I fall asleep in the late afternoon and wake up to the night kissing my eyelids, whispering the promise of bright streets and shadows, music and drunken laughter into my ears. Floating up from below are the sounds of clinking glasses and the hum of a thousand conversations, scooters and street-cleaning machines, skateboards and dogs and church bells; the city of masses occupied by ants. The breeze wafts in from the balcony and the marble floor is cool on my feet as I rise to go out.
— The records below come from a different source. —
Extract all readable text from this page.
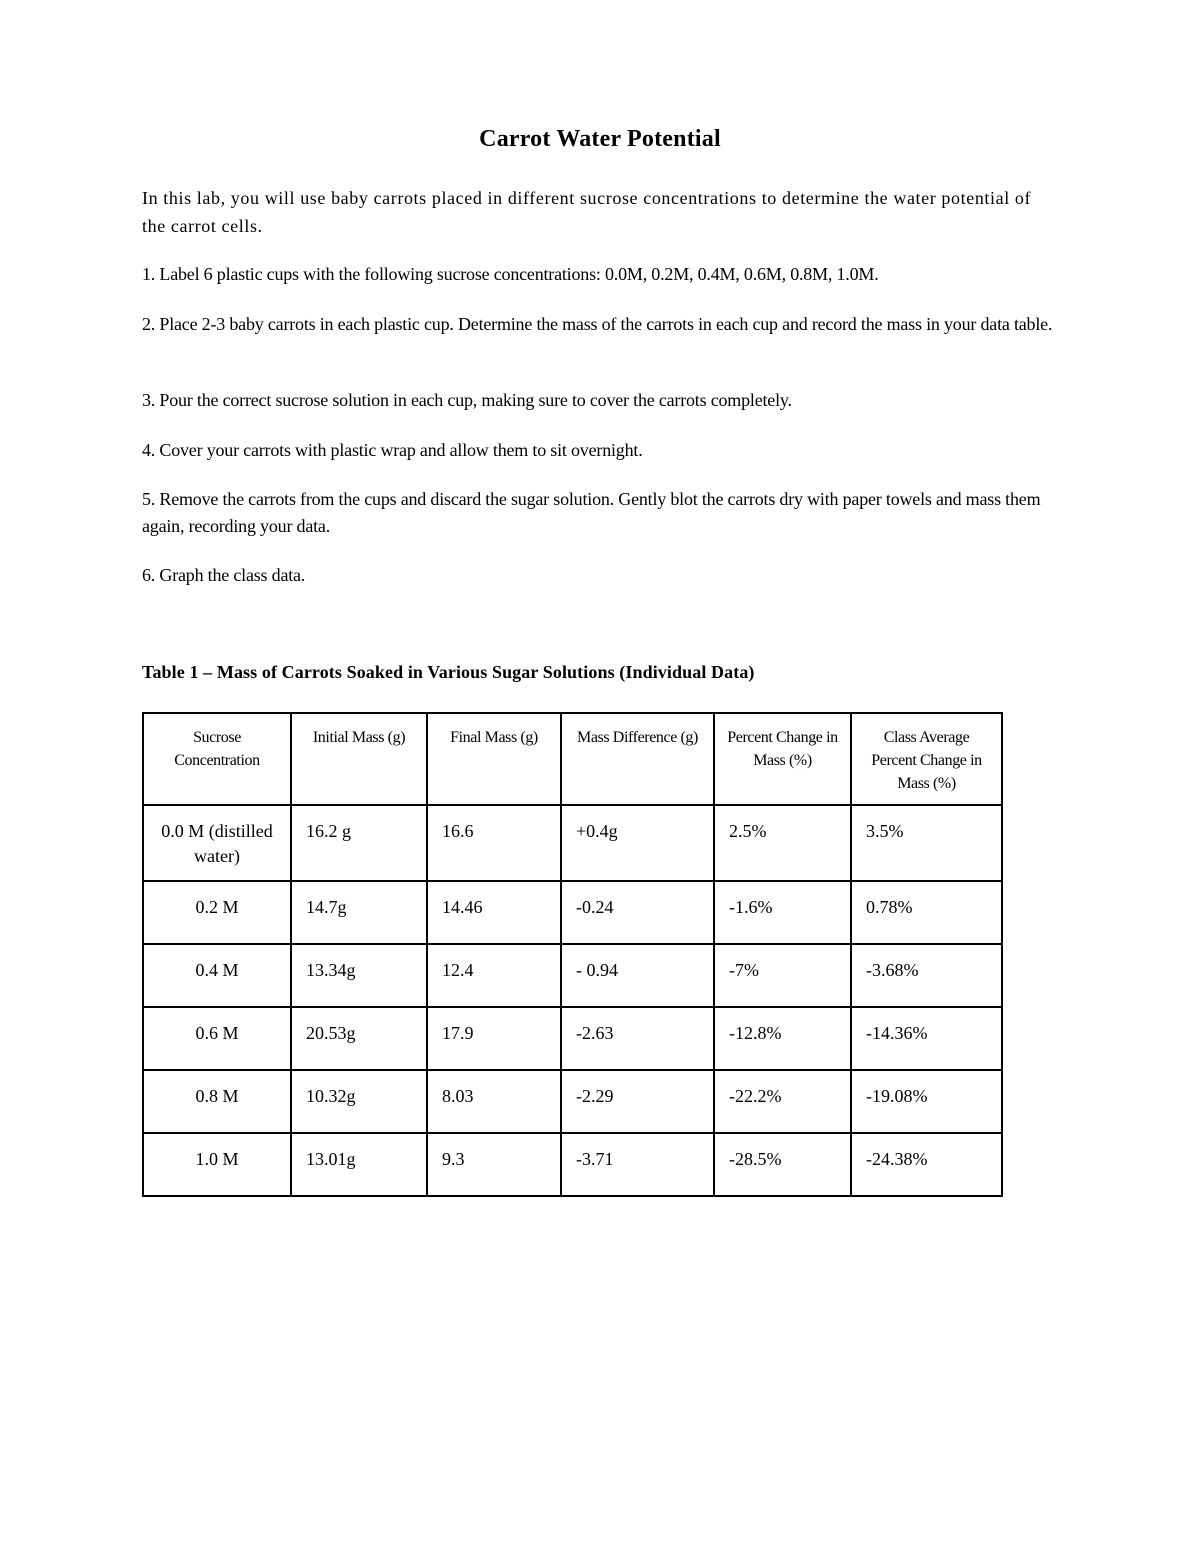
Carrot Water Potential

In this lab, you will use baby carrots placed in different sucrose concentrations to determine the water potential of the carrot cells.

1. Label 6 plastic cups with the following sucrose concentrations: 0.0M, 0.2M, 0.4M, 0.6M, 0.8M, 1.0M.

2. Place 2-3 baby carrots in each plastic cup. Determine the mass of the carrots in each cup and record the mass in your data table.

3. Pour the correct sucrose solution in each cup, making sure to cover the carrots completely.

4. Cover your carrots with plastic wrap and allow them to sit overnight.

5. Remove the carrots from the cups and discard the sugar solution. Gently blot the carrots dry with paper towels and mass them again, recording your data.

6. Graph the class data.

Table 1 – Mass of Carrots Soaked in Various Sugar Solutions (Individual Data)

Sucrose Concentration	Initial Mass (g)	Final Mass (g)	Mass Difference (g)	Percent Change in Mass (%)	Class Average Percent Change in Mass (%)
0.0 M (distilled water)	16.2 g	16.6	+0.4g	2.5%	3.5%
0.2 M	14.7g	14.46	-0.24	-1.6%	0.78%
0.4 M	13.34g	12.4	- 0.94	-7%	-3.68%
0.6 M	20.53g	17.9	-2.63	-12.8%	-14.36%
0.8 M	10.32g	8.03	-2.29	-22.2%	-19.08%
1.0 M	13.01g	9.3	-3.71	-28.5%	-24.38%
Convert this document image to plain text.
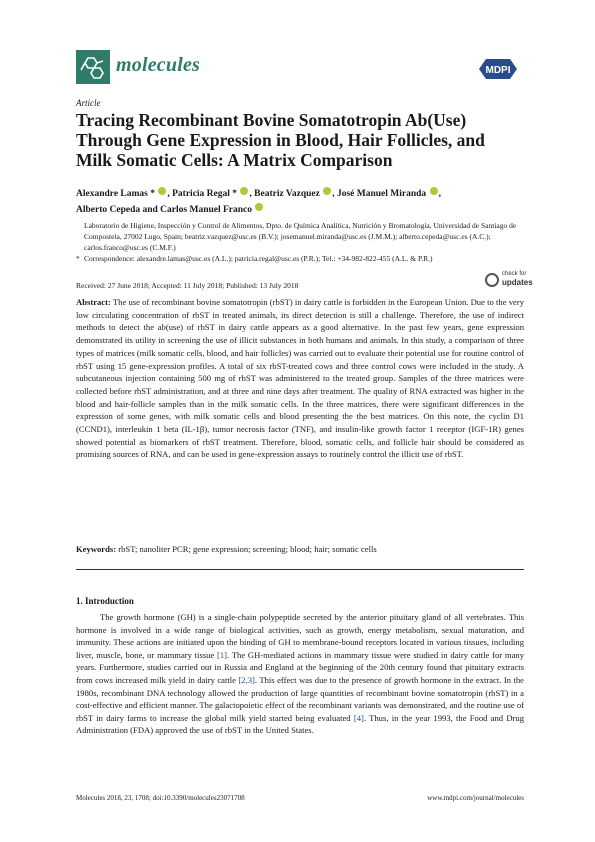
molecules	MDPI
Article
Tracing Recombinant Bovine Somatotropin Ab(Use) Through Gene Expression in Blood, Hair Follicles, and Milk Somatic Cells: A Matrix Comparison
Alexandre Lamas * , Patricia Regal * , Beatriz Vazquez , José Manuel Miranda ,
Alberto Cepeda and Carlos Manuel Franco
Laboratorio de Higiene, Inspección y Control de Alimentos, Dpto. de Química Analítica, Nutrición y Bromatología, Universidad de Santiago de Compostela, 27002 Lugo, Spain; beatriz.vazquez@usc.es (B.V.); josemanuel.miranda@usc.es (J.M.M.); alberto.cepeda@usc.es (A.C.); carlos.franco@usc.es (C.M.F.)
* Correspondence: alexandre.lamas@usc.es (A.L.); patricia.regal@usc.es (P.R.); Tel.: +34-982-822-455 (A.L. & P.R.)
Received: 27 June 2018; Accepted: 11 July 2018; Published: 13 July 2018
check for
updates

Abstract: The use of recombinant bovine somatotropin (rbST) in dairy cattle is forbidden in the European Union. Due to the very low circulating concentration of rbST in treated animals, its direct detection is still a challenge. Therefore, the use of indirect methods to detect the ab(use) of rbST in dairy cattle appears as a good alternative. In the past few years, gene expression demonstrated its utility in screening the use of illicit substances in both humans and animals. In this study, a comparison of three types of matrices (milk somatic cells, blood, and hair follicles) was carried out to evaluate their potential use for routine control of rbST using 15 gene-expression profiles. A total of six rbST-treated cows and three control cows were included in the study. A subcutaneous injection containing 500 mg of rbST was administered to the treated group. Samples of the three matrices were collected before rbST administration, and at three and nine days after treatment. The quality of RNA extracted was higher in the blood and hair-follicle samples than in the milk somatic cells. In the three matrices, there were significant differences in the expression of some genes, with milk somatic cells and blood presenting the the best matrices. On this note, the cyclin D1 (CCND1), interleukin 1 beta (IL-1β), tumor necrosis factor (TNF), and insulin-like growth factor 1 receptor (IGF-1R) genes showed potential as biomarkers of rbST treatment. Therefore, blood, somatic cells, and follicle hair should be considered as promising sources of RNA, and can be used in gene-expression assays to routinely control the illicit use of rbST.

Keywords: rbST; nanoliter PCR; gene expression; screening; blood; hair; somatic cells
1. Introduction

The growth hormone (GH) is a single-chain polypeptide secreted by the anterior pituitary gland of all vertebrates. This hormone is involved in a wide range of biological activities, such as growth, energy metabolism, sexual maturation, and immunity. These actions are initiated upon the binding of GH to membrane-bound receptors located in various tissues, including liver, muscle, bone, or mammary tissue [1]. The GH-mediated actions in mammary tissue were studied in dairy cattle for many years. Furthermore, studies carried out in Russia and England at the beginning of the 20th century found that pituitary extracts from cows increased milk yield in dairy cattle [2,3]. This effect was due to the presence of growth hormone in the extract. In the 1980s, recombinant DNA technology allowed the production of large quantities of recombinant bovine somatotropin (rbST) in a cost-effective and efficient manner. The galactopoietic effect of the recombinant variants was demonstrated, and the routine use of rbST in dairy farms to increase the global milk yield started being evaluated [4]. Thus, in the year 1993, the Food and Drug Administration (FDA) approved the use of rbST in the United States.

Molecules 2018, 23, 1708; doi:10.3390/molecules23071708	www.mdpi.com/journal/molecules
The kitchen is full of Australians and the table is covered in small bags of white powder. There are bottles on the counter and someone is slicing up a lime. They are loud and happy and one of the boys empties a tiny bag out onto a plate, cuts it with his bank card and pushes it into thin lines like scratches. Someone makes us all drinks. Aussie spills powder on the floor and as I look up, he is crouched down, fifty-euro note up his nostril. We laugh, he is bent over on his knees, vacuuming the floor with his nose. I sit down to watch them, telling wild stories of wild nights, as they get more and more edgy their gestures become exaggerated and excited. I go to take a shower, Aussie wanders in and talks to me excitedly, laughing loudly. I laugh too, because he is fun, and attractive, and because he is so excited and happy and because he has a nice laugh, a loud one. I put on high-waisted denim shorts, rolled up at the bottom, and a half-corset. It is yellow with roses printed on it, and Aussie tells me I look like a pin-up doll. The girls come home and we all put on red lipstick and breathe in dust and dance around the kitchen with the boys and our drinks. There is white dust on everything, spilled everywhere. Everything is bright and exciting and electric and new, so we go out, piling into several taxis and speeding down the motorway to the beach. The line is not long and we get in for free, music pulsing through our eyes, our bodies, neon lighting up our hair and glancing off the pool inside. There are tall girls in rhinestone-crusted heels, long legs stretching from short short fluttery skirts, boys with gelled-back hair and printed shirts and their sweet-angry boy-smell. Eyes like saucers, skin like melting wax, sensual, ferocious. Aussie. Grab me by the waist, buy me a tall drink with a tall straw. Stroke my cheek, tell me I am beautiful. He disappears into the night, absolutely ******- *******, champagne, the rain of stars in his eyes, the reign of electric music in his limbs. Electric, wandering through the club like a lost prince, diving into the water like it was his home after all.
I know it's not exactly poetry, it's prose, but tell me what you think. I tried to have the same essence and mood as my poetry pieces, and the flow, but I also wanted it to be more of a story.